Я кивнул. Так вот почему он хотел говорить именно со мной: просто месяц назад вышел мой очерк о дружиннике, осужденном за подвиг. А здесь тоже судебное дело.

— Врач хороший? — спросил я.

— Просто исключительный врач. Самый безотказный товарищ. Вот сколько у нас было главврачей — исключительный изо всех. Прямо противоположная картина, как в заметке.

И деловито пояснил:

— А без машины у нас никак. Тем более что у нас, откровенно говоря, товарищ хромой, на протезе.

— Хромой?

— Ну, — кивнул он.

— С войны?

— Да нет, он у нас молодой товарищ. Еще в школу бегал, под несчастный случай попал.

— И все время ходит на протезе?

— Главным образом на протезе, — солидно подтвердил тот.

— А когда машина стоит, как ездит?

— Колхозы дают, либо на лошади.

— А если в горы?

— В горы, откровенно говоря, главным образом на лошади.

— Так и ездит — с протезом?

Тот виновато склонил голову набок:

— Когда на лошади, протез брать не решается. Не дай бог что, а ремонта у нас своими силами соответствующего нет. Тут уж он берет костыль.

— А когда на лошади едет, костыль у него где?

— За спину подвязывает.

— Концом вверх или вниз?

— Вроде вверх.

Он смотрел на меня во все глаза и отвечал быстро, как таблицу умножения.

— Точно вверх?

— Вроде точно.

— Как ружье?

Он обрадовался:

— Во — как ружье.

— Когда вам на поезд? — спросил я.

— Двадцать два сорок.

— Дела в Москве есть?

Он повертел головой и улыбнулся:

— В магазин бы надо зайти, купить кой–какую мелочишку.

— В шесть часов сможете зайти на двадцать минут?

Мы договорились, что он зайдет в шесть, и я показал ему в окно, как проехать к ГУМу, ЦУМу и магазину «Охота и рыболовство».

Я еще немного постоял у окна, глядя вниз на улицу, не старую и не новую московскую улицу, которую я вижу каждый день и никогда не узнаю до конца. Я глядел на кишащую машинами мостовую, на витрины и на людей, которые неожиданно возникали на тротуарах, у магазинов, у автобусов и так же внезапно исчезали, а улица все менялась и менялась, потому что каждый из них что–то давал ей и что–то уносил с собой.

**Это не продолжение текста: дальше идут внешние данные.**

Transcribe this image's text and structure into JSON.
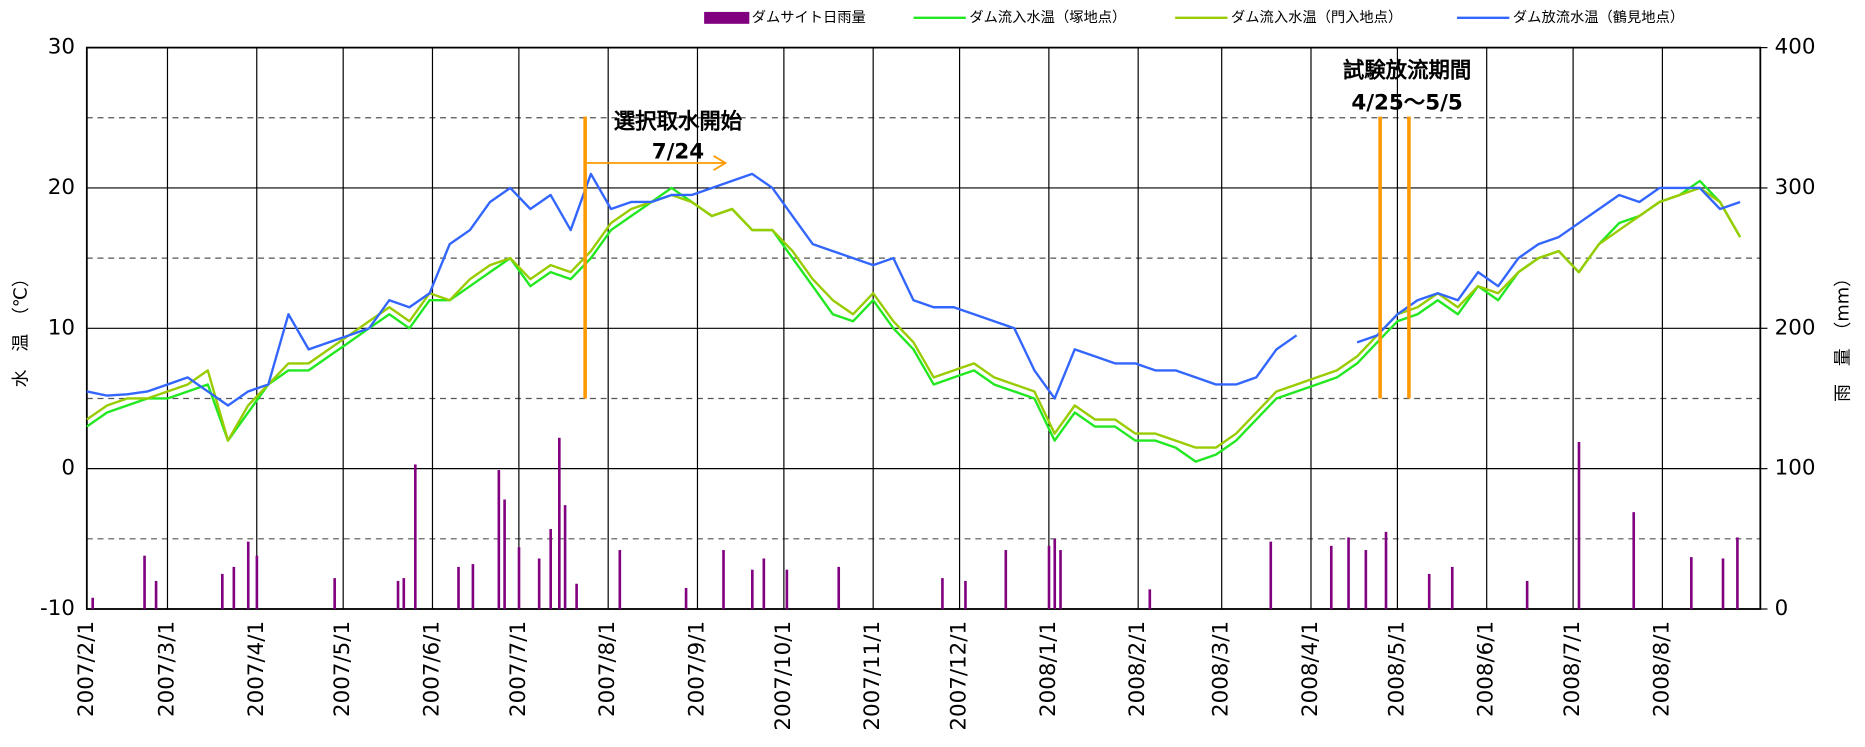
{
  "chart_data": {
    "type": "line",
    "ylabel": "水　温　（℃）",
    "y2label": "雨　量　（mm）",
    "ylim": [
      -10,
      30
    ],
    "yticks": [
      -10,
      0,
      10,
      20,
      30
    ],
    "y_minor_ticks": [
      -5,
      5,
      15,
      25
    ],
    "y2lim": [
      0,
      400
    ],
    "y2ticks": [
      0,
      100,
      200,
      300,
      400
    ],
    "xlim": [
      "2007/2/1",
      "2008/9/4"
    ],
    "xticks": [
      "2007/2/1",
      "2007/3/1",
      "2007/4/1",
      "2007/5/1",
      "2007/6/1",
      "2007/7/1",
      "2007/8/1",
      "2007/9/1",
      "2007/10/1",
      "2007/11/1",
      "2007/12/1",
      "2008/1/1",
      "2008/2/1",
      "2008/3/1",
      "2008/4/1",
      "2008/5/1",
      "2008/6/1",
      "2008/7/1",
      "2008/8/1"
    ],
    "grid": true,
    "annotations": [
      {
        "text": "選択取水開始"
      },
      {
        "text": "7/24"
      },
      {
        "text": "試験放流期間"
      },
      {
        "text": "4/25～5/5"
      }
    ],
    "marker_dates": [
      "2007/7/24",
      "2008/4/25",
      "2008/5/5"
    ],
    "marker_color": "#ff9900",
    "x": [
      "2007/2/1",
      "2007/2/8",
      "2007/2/15",
      "2007/2/22",
      "2007/3/1",
      "2007/3/8",
      "2007/3/15",
      "2007/3/22",
      "2007/3/29",
      "2007/4/5",
      "2007/4/12",
      "2007/4/19",
      "2007/4/26",
      "2007/5/3",
      "2007/5/10",
      "2007/5/17",
      "2007/5/24",
      "2007/5/31",
      "2007/6/7",
      "2007/6/14",
      "2007/6/21",
      "2007/6/28",
      "2007/7/5",
      "2007/7/12",
      "2007/7/19",
      "2007/7/26",
      "2007/8/2",
      "2007/8/9",
      "2007/8/16",
      "2007/8/23",
      "2007/8/30",
      "2007/9/6",
      "2007/9/13",
      "2007/9/20",
      "2007/9/27",
      "2007/10/4",
      "2007/10/11",
      "2007/10/18",
      "2007/10/25",
      "2007/11/1",
      "2007/11/8",
      "2007/11/15",
      "2007/11/22",
      "2007/11/29",
      "2007/12/6",
      "2007/12/13",
      "2007/12/20",
      "2007/12/27",
      "2008/1/3",
      "2008/1/10",
      "2008/1/17",
      "2008/1/24",
      "2008/1/31",
      "2008/2/7",
      "2008/2/14",
      "2008/2/21",
      "2008/2/28",
      "2008/3/6",
      "2008/3/13",
      "2008/3/20",
      "2008/3/27",
      "2008/4/3",
      "2008/4/10",
      "2008/4/17",
      "2008/4/24",
      "2008/5/1",
      "2008/5/8",
      "2008/5/15",
      "2008/5/22",
      "2008/5/29",
      "2008/6/5",
      "2008/6/12",
      "2008/6/19",
      "2008/6/26",
      "2008/7/3",
      "2008/7/10",
      "2008/7/17",
      "2008/7/24",
      "2008/7/31",
      "2008/8/7",
      "2008/8/14",
      "2008/8/21",
      "2008/8/28"
    ],
    "series": [
      {
        "name": "ダムサイト日雨量",
        "color": "#800080",
        "type": "bar",
        "axis": "y2",
        "x": [
          "2007/2/3",
          "2007/2/21",
          "2007/2/25",
          "2007/3/20",
          "2007/3/24",
          "2007/3/29",
          "2007/4/1",
          "2007/4/28",
          "2007/5/20",
          "2007/5/22",
          "2007/5/26",
          "2007/6/10",
          "2007/6/15",
          "2007/6/24",
          "2007/6/26",
          "2007/7/1",
          "2007/7/8",
          "2007/7/12",
          "2007/7/15",
          "2007/7/17",
          "2007/7/21",
          "2007/8/5",
          "2007/8/28",
          "2007/9/10",
          "2007/9/20",
          "2007/9/24",
          "2007/10/2",
          "2007/10/20",
          "2007/11/25",
          "2007/12/3",
          "2007/12/17",
          "2008/1/1",
          "2008/1/3",
          "2008/1/5",
          "2008/2/5",
          "2008/3/18",
          "2008/4/8",
          "2008/4/14",
          "2008/4/20",
          "2008/4/27",
          "2008/5/12",
          "2008/5/20",
          "2008/6/15",
          "2008/7/3",
          "2008/7/22",
          "2008/8/11",
          "2008/8/22",
          "2008/8/27"
        ],
        "values": [
          8,
          38,
          20,
          25,
          30,
          48,
          38,
          22,
          20,
          22,
          103,
          30,
          32,
          99,
          78,
          44,
          36,
          57,
          122,
          74,
          18,
          42,
          15,
          42,
          28,
          36,
          28,
          30,
          22,
          20,
          42,
          45,
          50,
          42,
          14,
          48,
          45,
          51,
          42,
          55,
          25,
          30,
          20,
          119,
          69,
          37,
          36,
          51
        ]
      },
      {
        "name": "ダム流入水温（塚地点）",
        "color": "#22e822",
        "type": "line",
        "values": [
          3,
          4,
          4.5,
          5,
          5,
          5.5,
          6,
          2,
          4,
          6,
          7,
          7,
          8,
          9,
          10,
          11,
          10,
          12,
          12,
          13,
          14,
          15,
          13,
          14,
          13.5,
          15,
          17,
          18,
          19,
          20,
          19,
          18,
          18.5,
          17,
          17,
          15,
          13,
          11,
          10.5,
          12,
          10,
          8.5,
          6,
          6.5,
          7,
          6,
          5.5,
          5,
          2,
          4,
          3,
          3,
          2,
          2,
          1.5,
          0.5,
          1,
          2,
          3.5,
          5,
          5.5,
          6,
          6.5,
          7.5,
          9,
          10.5,
          11,
          12,
          11,
          13,
          12,
          14,
          15,
          15.5,
          14,
          16,
          17.5,
          18,
          19,
          19.5,
          20.5,
          19,
          16.5
        ]
      },
      {
        "name": "ダム流入水温（門入地点）",
        "color": "#99cc00",
        "type": "line",
        "values": [
          3.5,
          4.5,
          5,
          5,
          5.5,
          6,
          7,
          2,
          4.5,
          6,
          7.5,
          7.5,
          8.5,
          9.5,
          10.5,
          11.5,
          10.5,
          12.5,
          12,
          13.5,
          14.5,
          15,
          13.5,
          14.5,
          14,
          15.5,
          17.5,
          18.5,
          19,
          19.5,
          19,
          18,
          18.5,
          17,
          17,
          15.5,
          13.5,
          12,
          11,
          12.5,
          10.5,
          9,
          6.5,
          7,
          7.5,
          6.5,
          6,
          5.5,
          2.5,
          4.5,
          3.5,
          3.5,
          2.5,
          2.5,
          2,
          1.5,
          1.5,
          2.5,
          4,
          5.5,
          6,
          6.5,
          7,
          8,
          9.5,
          11,
          11.5,
          12.5,
          11.5,
          13,
          12.5,
          14,
          15,
          15.5,
          14,
          16,
          17,
          18,
          19,
          19.5,
          20,
          19,
          16.5
        ]
      },
      {
        "name": "ダム放流水温（鶴見地点）",
        "color": "#3366ff",
        "type": "line",
        "values": [
          5.5,
          5.2,
          5.3,
          5.5,
          6,
          6.5,
          5.5,
          4.5,
          5.5,
          6,
          11,
          8.5,
          9,
          9.5,
          10,
          12,
          11.5,
          12.5,
          16,
          17,
          19,
          20,
          18.5,
          19.5,
          17,
          21,
          18.5,
          19,
          19,
          19.5,
          19.5,
          20,
          20.5,
          21,
          20,
          18,
          16,
          15.5,
          15,
          14.5,
          15,
          12,
          11.5,
          11.5,
          11,
          10.5,
          10,
          7,
          5,
          8.5,
          8,
          7.5,
          7.5,
          7,
          7,
          6.5,
          6,
          6,
          6.5,
          8.5,
          9.5,
          null,
          null,
          9,
          9.5,
          11,
          12,
          12.5,
          12,
          14,
          13,
          15,
          16,
          16.5,
          17.5,
          18.5,
          19.5,
          19,
          20,
          20,
          20,
          18.5,
          19
        ]
      }
    ]
  }
}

Я увидел, как мой завхоз вышел из углового подъезда и остановился на краю тротуара, с основательностью периферийного жителя изучая возможности перехода через улицу. Дважды он сунулся было в этот опасный поток, но оба раза торопливо выскакивал на берег. Наконец он все же преодолел рубеж, неожиданной рысцой добежал до остановки и в порядке очереди умялся в подошедший автобус.

Я вспомнил все, что он мне рассказывал, что я вычитал из письма и о чем догадался сам. Пока я не слишком ясно представлял себе этого парня, главврача. Но будущий очерк я уже представлял.

Я пошел к Одинцову.

Одинцов, мой косвенный начальник, встав навстречу, некрепко, но с симпатией пожал мне руку, а другой рукой дружелюбно похлопал по плечу.

— Привет, привет, — сказал он. — Ну — живы? Здоровы?

Я сказал, что жив и здоров, что материал взял и послезавтра к концу дня сдам очерк.

— А не фельетон?

— Материал очерковый.

— Ну ничего, — сказал он. — Ваше имя и так не пропустят. Кстати, последний ваш фельетон прошел великолепно: три десятка писем за неделю. Прекрасный был фельетон, особенно финал.

Он улыбнулся, покачал головой и даже губами шевельнул, как бы вспоминая этот самый финал.